Until the president gets us out of Afghanistan, where we clearly are irrelevant, our other current affairs will remain meaningless since we will continue not to have any moral leadership. The war in Afghanistan is also irrelevant to "the war on terror" unless we're planning to pour more gas on it.
Bottle, i say this respectfully. We are anything but "irrelevant" there.
We are torturing, terrorizing and destroying human beings. This is highly 'relevant', i would say.
And folks in the Obama Administration wonder why progressives lack enthusiasm in supporting them. What a continual betrayal of those of us who backed him. (I use the past tense pointedly, not casually.)
...And at the same time the CIA is 'hands-on' in running the next Al Quaeda in Afghanistan.
*Confirmed* reports acknowledge that the US/CIA is openly operating a para-military 'counter-insurgency' group in Afghanistan. Armed, trained and equipped by the tax money paid by good ol' Joe Sixpack of Dogpatch, USA.
Blowback on this one in three, two...
Non Serviam - I will not serve.
IN THE WAY
How many hearts and Souls on this planet are “in the way” of aims , goals and wants that must be dealt with by any and all means short of humanity?
Were not the Abu Ghraib bodies, minds and souls tortured and disappeared with the whole of the government in on the scoop and none would help or heal the , oh so many, that were “in the way”?
What has been the outcome of the change of the devil incarnates that give any observer a view that anything had changed for the “in the way” but a few names? Where, in any of this, is sanity?
T’ is a different day and yet there is no justice for the many in lands that are “in the way” of the few that would steal any and all that would feed the never, ever full greed tray.
Tony 10/22/2010
I hope like hell that I am there the day that Bush and Obama discover the meaning of the word KARMA! What goes around, comes back around like a big honkin BOOM-A-RANG with their names on it! Or, at least a couple of cells with their names on them, at the Hague!
"Father," he asked, "are the rich people stronger than anyone else on earth?" 'Yes, Illusha," I said. "There are no people on Earth stronger than the rich." "Father he said, "I will get rich, I will become an officer and conquer everybody, the Tsar will reward me, I will come back here then no one will dare..." Then he was silent and his lips still kept trembling. "Father, he said, "what a horrid town this is."
–(Dostoyevsky, "The Brothers Karamazov.")
"It is not to be thought that the life of darkness is sunk in misery and lost as if in sorrowing. There is no sorrowing. For sorrow is a thing that is swallowed up in death, and death and dying are the very life of the darkness." –(Jacob Boehme)
"Your ideas are terrifying and your hearts are faint. You acts of pity and cruelty are absurd, committed with no calm, as if they were irresistible. Finally, you fear blood, more and more. Blood all the time." –(Paul Valéry)
"Ain't no life nowhere!" –(Jimi Hendrix, "Manic Depression.")

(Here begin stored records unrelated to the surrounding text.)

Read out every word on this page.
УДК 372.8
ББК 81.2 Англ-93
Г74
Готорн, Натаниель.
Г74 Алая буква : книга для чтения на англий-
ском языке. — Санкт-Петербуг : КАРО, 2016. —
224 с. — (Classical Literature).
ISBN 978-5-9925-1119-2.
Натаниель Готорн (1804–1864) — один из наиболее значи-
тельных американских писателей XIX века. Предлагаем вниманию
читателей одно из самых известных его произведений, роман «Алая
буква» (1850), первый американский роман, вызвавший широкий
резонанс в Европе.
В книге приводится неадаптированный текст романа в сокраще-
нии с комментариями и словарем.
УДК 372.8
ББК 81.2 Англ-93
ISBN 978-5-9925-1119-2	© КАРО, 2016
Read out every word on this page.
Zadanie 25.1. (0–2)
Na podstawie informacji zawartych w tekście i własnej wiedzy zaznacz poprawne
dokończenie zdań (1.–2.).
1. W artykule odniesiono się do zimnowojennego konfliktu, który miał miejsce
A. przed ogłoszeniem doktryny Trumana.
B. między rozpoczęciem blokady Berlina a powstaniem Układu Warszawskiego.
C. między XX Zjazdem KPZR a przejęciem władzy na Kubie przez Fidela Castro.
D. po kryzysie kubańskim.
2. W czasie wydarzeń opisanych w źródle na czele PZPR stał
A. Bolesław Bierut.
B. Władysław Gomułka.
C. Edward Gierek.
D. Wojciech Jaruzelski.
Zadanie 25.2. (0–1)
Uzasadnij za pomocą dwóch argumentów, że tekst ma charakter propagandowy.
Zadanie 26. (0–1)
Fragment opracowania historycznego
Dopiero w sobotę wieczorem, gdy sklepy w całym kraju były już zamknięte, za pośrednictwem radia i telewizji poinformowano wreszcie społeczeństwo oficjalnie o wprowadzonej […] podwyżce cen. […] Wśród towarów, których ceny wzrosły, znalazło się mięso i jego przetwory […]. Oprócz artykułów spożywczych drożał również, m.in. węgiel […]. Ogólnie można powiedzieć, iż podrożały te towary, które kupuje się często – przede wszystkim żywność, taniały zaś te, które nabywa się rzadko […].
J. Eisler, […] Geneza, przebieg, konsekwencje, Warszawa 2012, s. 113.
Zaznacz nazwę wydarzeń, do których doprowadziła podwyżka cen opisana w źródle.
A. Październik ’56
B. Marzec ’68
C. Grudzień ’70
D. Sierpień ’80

USA: besotted in the excrement of its own evil. A mad, demonic monolith, soulless, heartless, screaming ruthless obscenities as it rages mindlessly and violently wreaking death, darkness and despair globally. Remember, all 5,113 thermonuclear cards are on the table. Is you listening Iran?
"Indefinite detention"... often without charges... often no access to lawyers... A violation of human rights under UN statutes... a war crime... crime against humanity?...
So embarrassing that our country is engaging is such illegal activity! So embarrassing! So discouraging... considering the supposed "enlightened" state of world politics!